Hematologists and oncologists from UCSF Health showcased groundbreaking research and clinical findings at the 66th American Society of Hematology (ASH) Annual Meeting and Exposition in San Diego, addressing critical advancements in hematologic malignancies and related disorders. The presentations covered a range of topics, including gene editing, inflammation's role in hematopoiesis, AI-driven relapse prediction, and novel therapeutic combinations.
Gene Editing Technologies to Improve CAR T-cell Function
Justin Eyquem, PhD, presented his latest work on novel gene editing technologies to enhance CAR T-cell function and facilitate their manufacturing. His presentation, "New Gene Editing Technologies," highlighted new gene edits associated with improved CAR T-cell functional persistence and novel types of vectors for generating CAR T cells in vivo. The research aims to improve the efficacy and scalability of CAR T-cell therapies, offering potential benefits for patients with various hematologic cancers.
Inflammation's Role in Hematopoietic Homeostasis
Serine Avagyan, MD, PhD, co-chaired and presented on "Inflammation As a Regulator of Hematopoietic Homeostasis in Clonal Selection." She discussed the role of inflammatory pathways in the developmental origins of hematopoietic stem and progenitor cells (HSPCs) and in shaping postnatal blood cell production (hematopoiesis) in the context of aging and genetic blood disorders. Her talk highlighted recent studies investigating how inflammation affects the fate of normal and mutant HSPCs, and the pathways by which inflammatory exposure affects the selection of mutant HSPC clones due to differential clonal fitness. These insights could lead to new therapeutic strategies targeting inflammatory pathways to prevent or treat blood disorders.

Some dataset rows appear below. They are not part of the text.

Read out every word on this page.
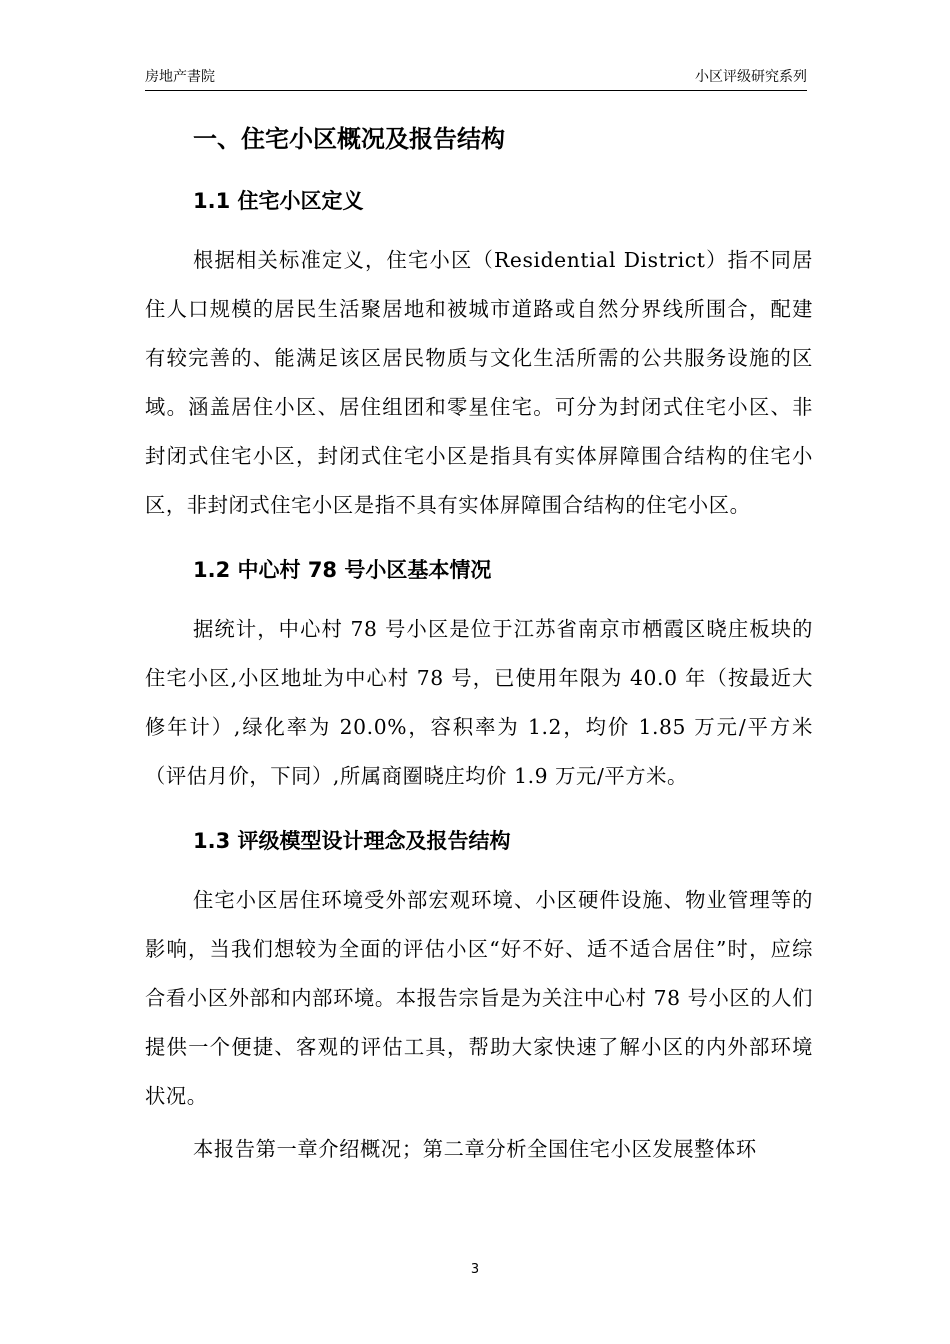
房地产書院	小区评级研究系列
一、住宅小区概况及报告结构
1.1 住宅小区定义

根据相关标准定义，住宅小区（Residential District）指不同居住人口规模的居民生活聚居地和被城市道路或自然分界线所围合，配建有较完善的、能满足该区居民物质与文化生活所需的公共服务设施的区域。涵盖居住小区、居住组团和零星住宅。可分为封闭式住宅小区、非封闭式住宅小区，封闭式住宅小区是指具有实体屏障围合结构的住宅小区，非封闭式住宅小区是指不具有实体屏障围合结构的住宅小区。

1.2 中心村 78 号小区基本情况

据统计，中心村 78 号小区是位于江苏省南京市栖霞区晓庄板块的住宅小区,小区地址为中心村 78 号，已使用年限为 40.0 年（按最近大修年计）,绿化率为 20.0%，容积率为 1.2，均价 1.85 万元/平方米（评估月价，下同）,所属商圈晓庄均价 1.9 万元/平方米。

1.3 评级模型设计理念及报告结构

住宅小区居住环境受外部宏观环境、小区硬件设施、物业管理等的影响，当我们想较为全面的评估小区“好不好、适不适合居住”时，应综合看小区外部和内部环境。本报告宗旨是为关注中心村 78 号小区的人们提供一个便捷、客观的评估工具，帮助大家快速了解小区的内外部环境状况。

本报告第一章介绍概况；第二章分析全国住宅小区发展整体环

3
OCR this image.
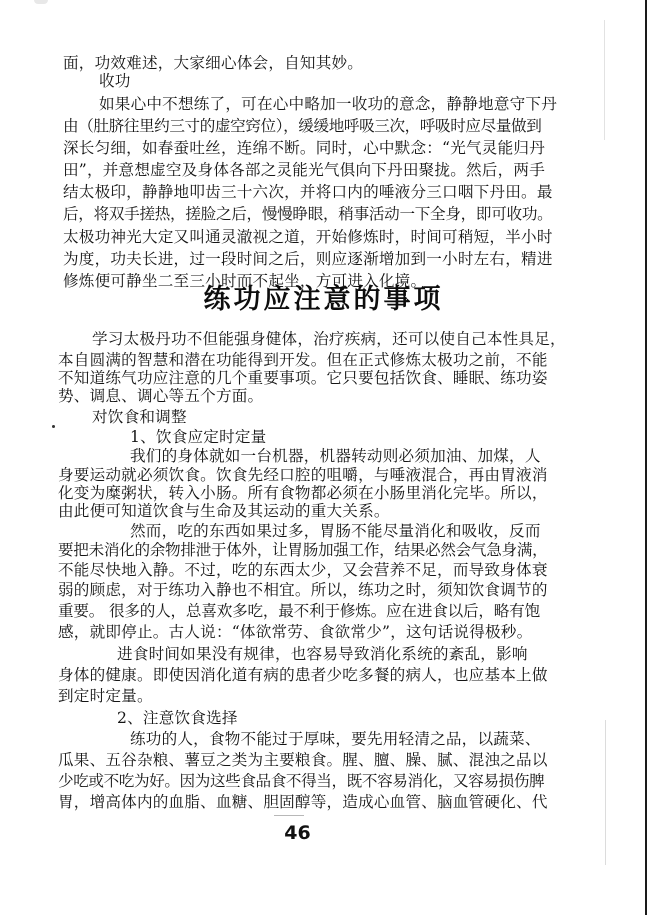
面，功效难述，大家细心体会，自知其妙。
收功
如果心中不想练了，可在心中略加一收功的意念，静静地意守下丹
由（肚脐往里约三寸的虚空窍位），缓缓地呼吸三次，呼吸时应尽量做到
深长匀细，如春蚕吐丝，连绵不断。同时，心中默念：“光气灵能归丹
田”，并意想虚空及身体各部之灵能光气俱向下丹田聚拢。然后，两手
结太极印，静静地叩齿三十六次，并将口内的唾液分三口咽下丹田。最
后，将双手搓热，搓脸之后，慢慢睁眼，稍事活动一下全身，即可收功。
太极功神光大定又叫通灵澈视之道，开始修炼时，时间可稍短，半小时
为度，功夫长进，过一段时间之后，则应逐渐增加到一小时左右，精进
修炼便可静坐二至三小时而不起坐，方可进入化境。
练功应注意的事项
学习太极丹功不但能强身健体，治疗疾病，还可以使自己本性具足，
本自圆满的智慧和潜在功能得到开发。但在正式修炼太极功之前，不能
不知道练气功应注意的几个重要事项。它只要包括饮食、睡眠、练功姿
势、调息、调心等五个方面。
对饮食和调整
1、饮食应定时定量
我们的身体就如一台机器，机器转动则必须加油、加煤，人
身要运动就必须饮食。饮食先经口腔的咀嚼，与唾液混合，再由胃液消
化变为糜粥状，转入小肠。所有食物都必须在小肠里消化完毕。所以，
由此便可知道饮食与生命及其运动的重大关系。
然而，吃的东西如果过多，胃肠不能尽量消化和吸收，反而
要把未消化的余物排泄于体外，让胃肠加强工作，结果必然会气急身满，
不能尽快地入静。不过，吃的东西太少，又会营养不足，而导致身体衰
弱的顾虑，对于练功入静也不相宜。所以，练功之时，须知饮食调节的
重要。 很多的人，总喜欢多吃，最不利于修炼。应在进食以后，略有饱
感，就即停止。古人说：“体欲常劳、食欲常少”，这句话说得极秒。
进食时间如果没有规律，也容易导致消化系统的紊乱，影响
身体的健康。即使因消化道有病的患者少吃多餐的病人，也应基本上做
到定时定量。
2、注意饮食选择
练功的人，食物不能过于厚味，要先用轻清之品，以蔬菜、
瓜果、五谷杂粮、薯豆之类为主要粮食。腥、膻、臊、腻、混浊之品以
少吃或不吃为好。因为这些食品食不得当，既不容易消化，又容易损伤脾
胃，增高体内的血脂、血糖、胆固醇等，造成心血管、脑血管硬化、代
46
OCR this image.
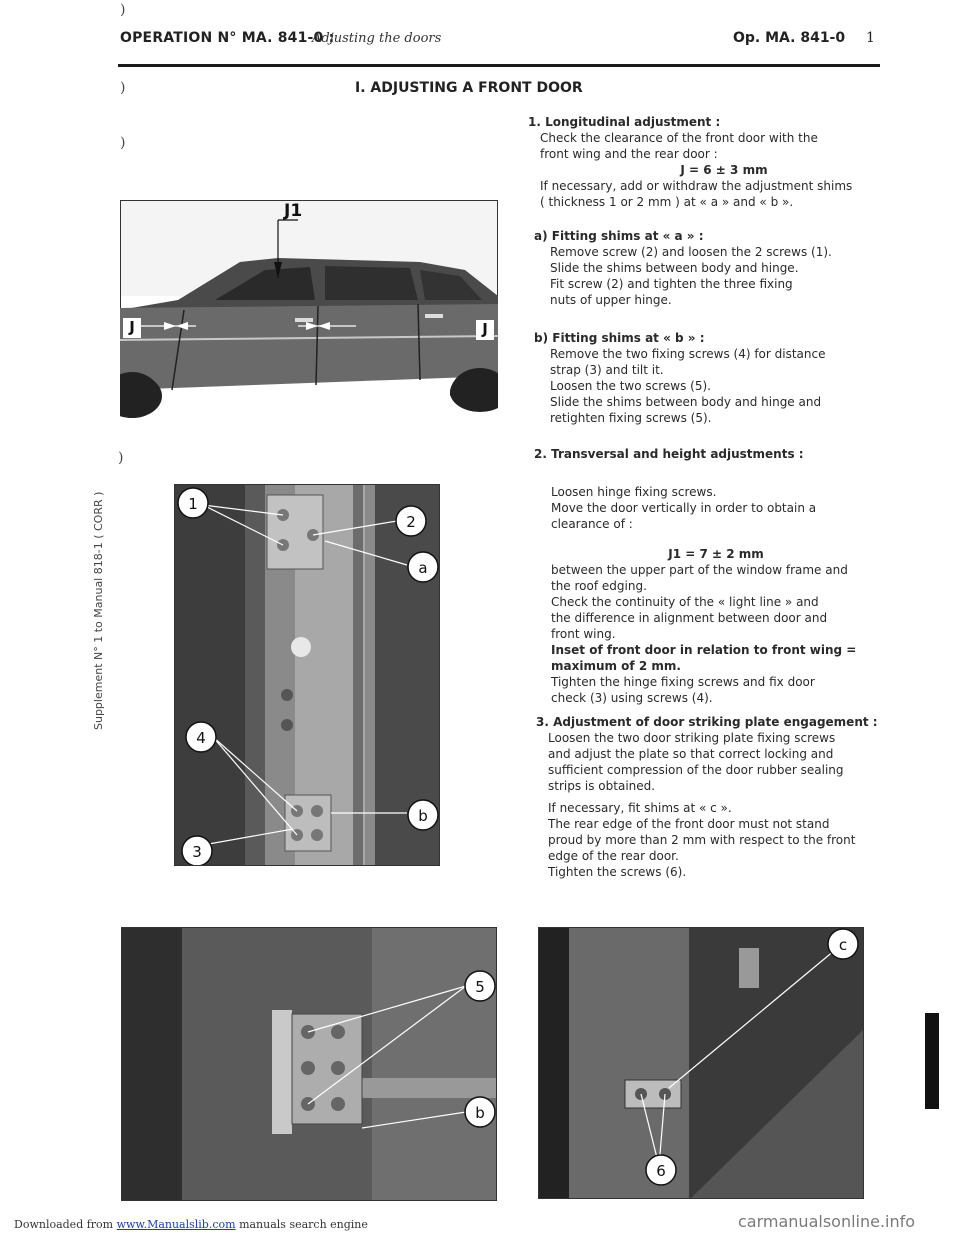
OPERATION N° MA. 841-0 :
Adjusting the doors	Op. MA. 841-0 1
I. ADJUSTING A FRONT DOOR
)
)
)
)
Supplement N° 1 to Manual 818-1 ( CORR )
J1
J	J
1
2
a
4
b
3
5
b
c
6

1. Longitudinal adjustment :

Check the clearance of the front door with the

front wing and the rear door :

J = 6 ± 3 mm

If necessary, add or withdraw the adjustment shims

( thickness 1 or 2 mm ) at « a » and « b ».

a) Fitting shims at « a » :

Remove screw (2) and loosen the 2 screws (1).

Slide the shims between body and hinge.

Fit screw (2) and tighten the three fixing

nuts of upper hinge.

b) Fitting shims at « b » :

Remove the two fixing screws (4) for distance

strap (3) and tilt it.

Loosen the two screws (5).

Slide the shims between body and hinge and

retighten fixing screws (5).

2. Transversal and height adjustments :

Loosen hinge fixing screws.

Move the door vertically in order to obtain a

clearance of :

J1 = 7 ± 2 mm

between the upper part of the window frame and

the roof edging.

Check the continuity of the « light line » and

the difference in alignment between door and

front wing.

Inset of front door in relation to front wing = maximum of 2 mm.

Tighten the hinge fixing screws and fix door

check (3) using screws (4).

3. Adjustment of door striking plate engagement :

Loosen the two door striking plate fixing screws

and adjust the plate so that correct locking and

sufficient compression of the door rubber sealing

strips is obtained.

If necessary, fit shims at « c ».

The rear edge of the front door must not stand

proud by more than 2 mm with respect to the front

edge of the rear door.

Tighten the screws (6).

Downloaded from www.Manualslib.com manuals search engine	carmanualsonline.info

AI Predicts Early Relapse in DLBCL Patients Post-CAR T-cell Therapy
Michelle Wang, PharmD, PhD, presented a study that developed a clinically interpretable decision tree machine learning (ML) model to identify patients with risks of early relapse of their disease within six months after receiving axicabtagene ciloleucel (axi-cel) for relapsed or refractory diffuse large B-cell lymphoma (DLBCL). The study, which evaluated real-world safety and effectiveness of axi-cel in a multi-center population across the University of California Health System, found that the ML model could effectively predict early relapse, potentially allowing for earlier intervention and improved outcomes. Nearly 60% of patients receiving axi-cel eventually experience relapse, with most requiring additional therapies.
Combination of Glofitamab with Pirtobrutinib in Relapsed/Refractory Mantle Cell Lymphoma
Madhav Seshadri, MD, and Charalambos Andreadis, MD, presented a poster on their trial evaluating the combination of glofitamab with pirtobrutinib in BTK inhibitor (BTKi)-naive or BTKi-intolerant patients with relapsed or refractory (R/R) mantle cell lymphoma (MCL). The investigators are evaluating a regimen which they anticipate will be tolerable and highly active in R/R MCL, with the potential for measurable residual disease-guided, limited-duration therapy. The trial, conducted through the University of California Hematologic Malignancies Consortium, aims to provide a more effective and tolerable treatment option for patients with MCL.
Efficacy and Safety of Teclistamab in Triple-Class Exposed Multiple Myeloma
Thomas G. Martin, MD, presented pooled data from three clinical studies, including 217 patients, demonstrating the efficacy and safety of teclistamab in patients with triple-class exposed relapsed/refractory multiple myeloma (RRMM). Teclistamab, a BCMA x CD3 bispecific antibody, has shown rapid, deep, and durable responses with a manageable safety profile. These findings reinforce teclistamab as a valuable treatment option for patients with heavily pre-treated multiple myeloma.
Delayed Neurotoxicity after CAR-T in Multiple Myeloma
Anupama Deepa Kumar, MD, and Ajai Chari, MD, presented results from a Global IMWG Registry on delayed neurotoxicity after CAR-T in multiple myeloma. The study looked at emerging evidence of rare subacute to late neurological toxicities (NTs) after BCMA CAR T-cell therapy (CAR-T) in multiple myeloma (MM). The team retrospectively established a registry of NTs via the Immune Therapy Working Committee of the International Myeloma Working Group, gathering data pertaining to demographics, MM characteristics, MM response, NT signs/symptoms, diagnostic workup and treatment. The findings highlight the importance of monitoring for and managing potential neurological complications following CAR-T therapy.